Jordan Sriharan, head of MPS and passive at Canaccord Genuity Wealth Management, said it is crucial ESG ETFs are aligned with their own in-house philosophy.
CGWM largely invests in more niche areas of the ESG ETF landscape rather than the broad index-tracking strategies meaning the firm has to be very aware of fund size and underlying asset liquidity, he added.
“Our focus is on more targeted thematic ideas in ESG such as battery technology so understanding the underlying operation effects is even more important.”
For James McManus, CIO at Nutmeg, the key importance is running a portfolio that is consistent from an ESG perspective.
This is why, he said, the firm tends to invest in approaches that have consistent outcomes and therefore leans to more “full fat” indices that have a real-world impact.
“Our clients are not interested in being ESG light,” he continued. “They want a true socially responsible investment (SRI) portfolio that delivers a different outcome in terms of ESG so factors such as tracking error [to the parent index] are less important.”
An area that is potentially being overlooked by investors is around the engagement policies of ETF issuers. According to a survey conducted by Amundi and ETF Stream, index and product were more important factors when undertaking ESG ETF due diligence versus the ETF issuer.
Fagan said that although engagement is an “underappreciated area” when it comes to ESG and selecting the right ETF issuer, it is important for investors to look at an ETF issuer’s ESG credentials in terms of voting and engagement.
According to a recent ShareAction report, European ETF issuers continued to engage more at shareholder resolutions on climate change and social issues than their US counterparts.
“It is important to make sure ETF issuers are aligned with the ESG ETFs they offer,” she continued. “Investors do not want to buy a climate ETF with an issuer that is voting against climate resolutions, for example.”
One area that remains a challenge for the ETF industry, according to McManus, is around divestment. The index-tracking nature of ETFs means they are unable to divest from companies unless the index provider is lobbied to change its approach.
“The gap here is index providers are not asset owners and the asset owners have to follow the index so it is a question of bridging that gap,” he said. “Challenging index construction, having a higher tracking error or self-indexing are all areas that could be looked at.”
Fagan added: “While divestment is not always possible for index investors, we view this as a last resort, preferring to engage and influencing positive change. This is something we look at collectively across index and active strategies.”
ESG ETF innovation
In terms of future ESG innovation, Sriharan said much work needed to be done in the sovereign bond space.
When the firm came to look at potentially incorporating sovereign bonds ESG ETFs in its portfolios, he said they had very similar exposures to the parent indices.

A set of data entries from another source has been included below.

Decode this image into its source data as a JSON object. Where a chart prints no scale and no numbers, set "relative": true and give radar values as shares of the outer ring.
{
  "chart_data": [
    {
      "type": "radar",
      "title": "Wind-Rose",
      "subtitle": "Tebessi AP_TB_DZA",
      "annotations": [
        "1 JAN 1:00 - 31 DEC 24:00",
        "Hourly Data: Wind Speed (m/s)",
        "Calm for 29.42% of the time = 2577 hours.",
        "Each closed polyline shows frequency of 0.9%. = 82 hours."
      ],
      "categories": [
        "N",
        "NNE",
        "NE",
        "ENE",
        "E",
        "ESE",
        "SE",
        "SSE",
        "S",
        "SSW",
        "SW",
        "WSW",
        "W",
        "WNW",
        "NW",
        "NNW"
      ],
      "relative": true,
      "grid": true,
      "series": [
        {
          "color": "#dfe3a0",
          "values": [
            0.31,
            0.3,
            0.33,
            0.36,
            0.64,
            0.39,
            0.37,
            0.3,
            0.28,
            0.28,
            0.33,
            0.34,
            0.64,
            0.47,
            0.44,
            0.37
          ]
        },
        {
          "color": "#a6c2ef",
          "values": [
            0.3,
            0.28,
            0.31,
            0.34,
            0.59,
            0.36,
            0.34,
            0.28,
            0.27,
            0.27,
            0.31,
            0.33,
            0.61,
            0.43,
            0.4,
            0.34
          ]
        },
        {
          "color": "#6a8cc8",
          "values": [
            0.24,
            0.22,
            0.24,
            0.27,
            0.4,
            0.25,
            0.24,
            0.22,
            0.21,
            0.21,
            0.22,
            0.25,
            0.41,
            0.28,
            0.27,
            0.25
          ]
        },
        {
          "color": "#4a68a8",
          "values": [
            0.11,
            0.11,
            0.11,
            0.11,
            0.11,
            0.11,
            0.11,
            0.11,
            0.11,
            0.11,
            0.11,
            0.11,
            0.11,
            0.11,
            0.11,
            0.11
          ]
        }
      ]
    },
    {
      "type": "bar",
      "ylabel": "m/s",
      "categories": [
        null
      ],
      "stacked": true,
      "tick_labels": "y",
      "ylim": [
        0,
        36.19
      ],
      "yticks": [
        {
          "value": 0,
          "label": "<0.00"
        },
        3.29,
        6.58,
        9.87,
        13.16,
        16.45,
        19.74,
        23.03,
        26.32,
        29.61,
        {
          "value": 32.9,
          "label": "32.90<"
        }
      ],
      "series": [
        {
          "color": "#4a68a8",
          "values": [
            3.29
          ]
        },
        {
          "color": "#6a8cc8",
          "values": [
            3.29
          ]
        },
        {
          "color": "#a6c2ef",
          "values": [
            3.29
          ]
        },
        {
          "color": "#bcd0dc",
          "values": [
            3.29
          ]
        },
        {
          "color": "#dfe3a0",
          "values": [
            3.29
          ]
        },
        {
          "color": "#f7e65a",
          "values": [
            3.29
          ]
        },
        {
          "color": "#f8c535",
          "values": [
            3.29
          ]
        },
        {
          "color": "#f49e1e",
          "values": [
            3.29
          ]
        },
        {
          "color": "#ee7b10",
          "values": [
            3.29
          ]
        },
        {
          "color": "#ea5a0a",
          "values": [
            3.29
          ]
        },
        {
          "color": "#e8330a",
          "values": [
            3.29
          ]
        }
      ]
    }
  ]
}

“We already own gilts and US Treasuries in our portfolios so why would we want an ESG ETF just because it is badged that way,” he stressed.
Meanwhile, McManus said the next stage of evolution would be ETF issuers looking to leverage their own ESG IP on strategies.

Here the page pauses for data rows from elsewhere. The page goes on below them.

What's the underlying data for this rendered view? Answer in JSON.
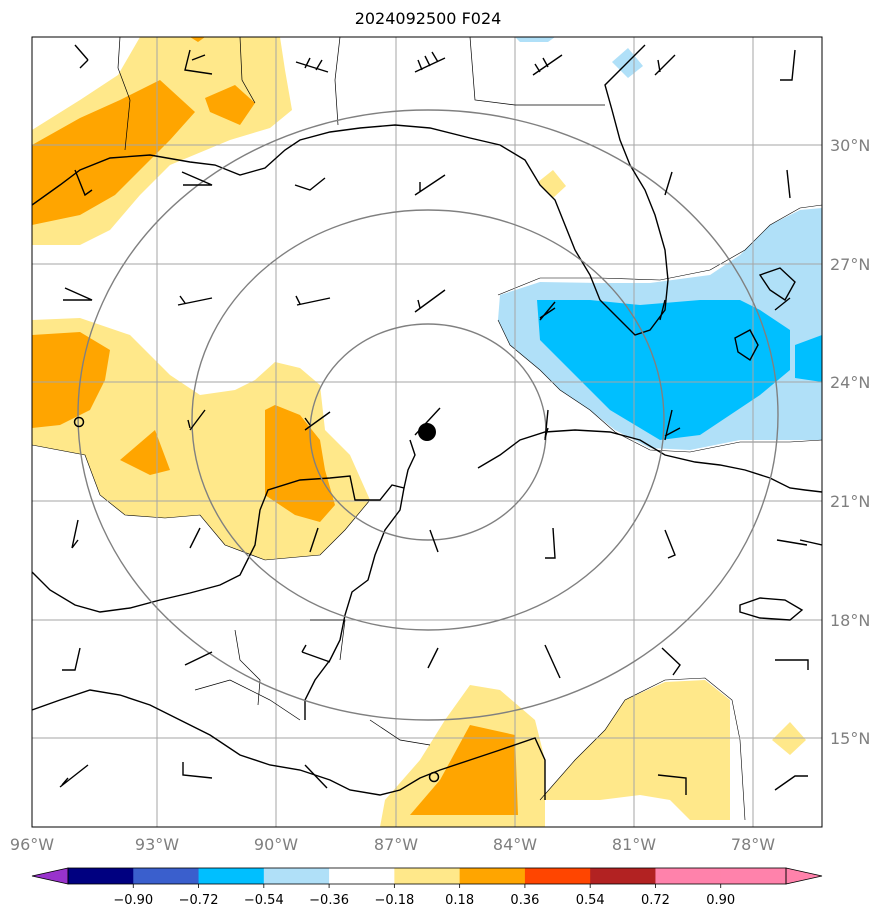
{
  "title": "2024092500 F024",
  "map": {
    "lon_labels": [
      "96°W",
      "93°W",
      "90°W",
      "87°W",
      "84°W",
      "81°W",
      "78°W"
    ],
    "lat_labels": [
      "30°N",
      "27°N",
      "24°N",
      "21°N",
      "18°N",
      "15°N"
    ],
    "storm_center": {
      "lon": -86.2,
      "lat": 22.7
    },
    "range_rings_deg": [
      3,
      6,
      9
    ],
    "colors": {
      "grid": "#a6a6a6",
      "rings": "#808080",
      "coast": "#000000",
      "borders": "#000000"
    }
  },
  "colorbar": {
    "labels": [
      "−0.90",
      "−0.72",
      "−0.54",
      "−0.36",
      "−0.18",
      "0.18",
      "0.36",
      "0.54",
      "0.72",
      "0.90"
    ],
    "colors": [
      "#9933cc",
      "#000080",
      "#3a5fcd",
      "#00bfff",
      "#b0e0f8",
      "#ffffff",
      "#ffe88a",
      "#ffa500",
      "#ff4500",
      "#b22222",
      "#ff82ab",
      "#ff82ab"
    ]
  }
}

“What I would like to see is ETF issuers operating a semi-active approach which is the index plus the issuer’s view,” he explained. “As a fund buyer, it is very difficult when there are multiple versions of the same index.”

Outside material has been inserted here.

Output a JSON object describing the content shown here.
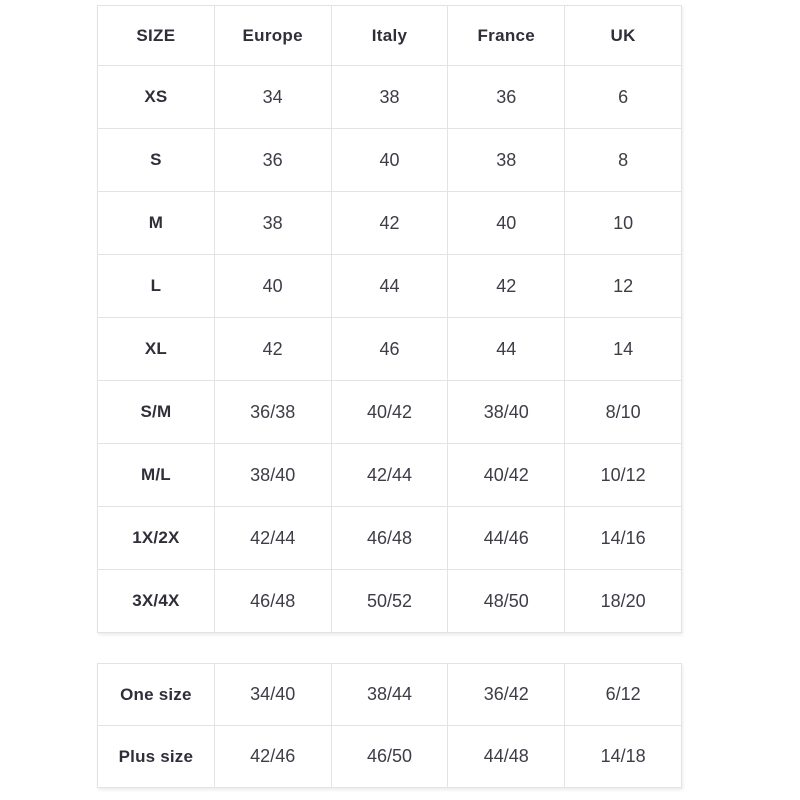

For Amundi, one key area of focus has been climate change ETFs. Last July, the firm launched three climate equity ETFs that track the EU Paris-aligned Benchmark (PAB).
They are:
Amundi Euro iSTOXX Climate Paris Aligned PAB UCITS ETF (PABZ)
Amundi MSCI Europe Climate Paris Aligned PAB UCITS ETF (PABE)
Amundi MSCI World Climate Paris Aligned PAB UCITS ETF (PABW)
“Climate change ETFs are a big focus for us,” Fagan added. “The launches give investors more clarity in terms of aligning with the Paris agreement.”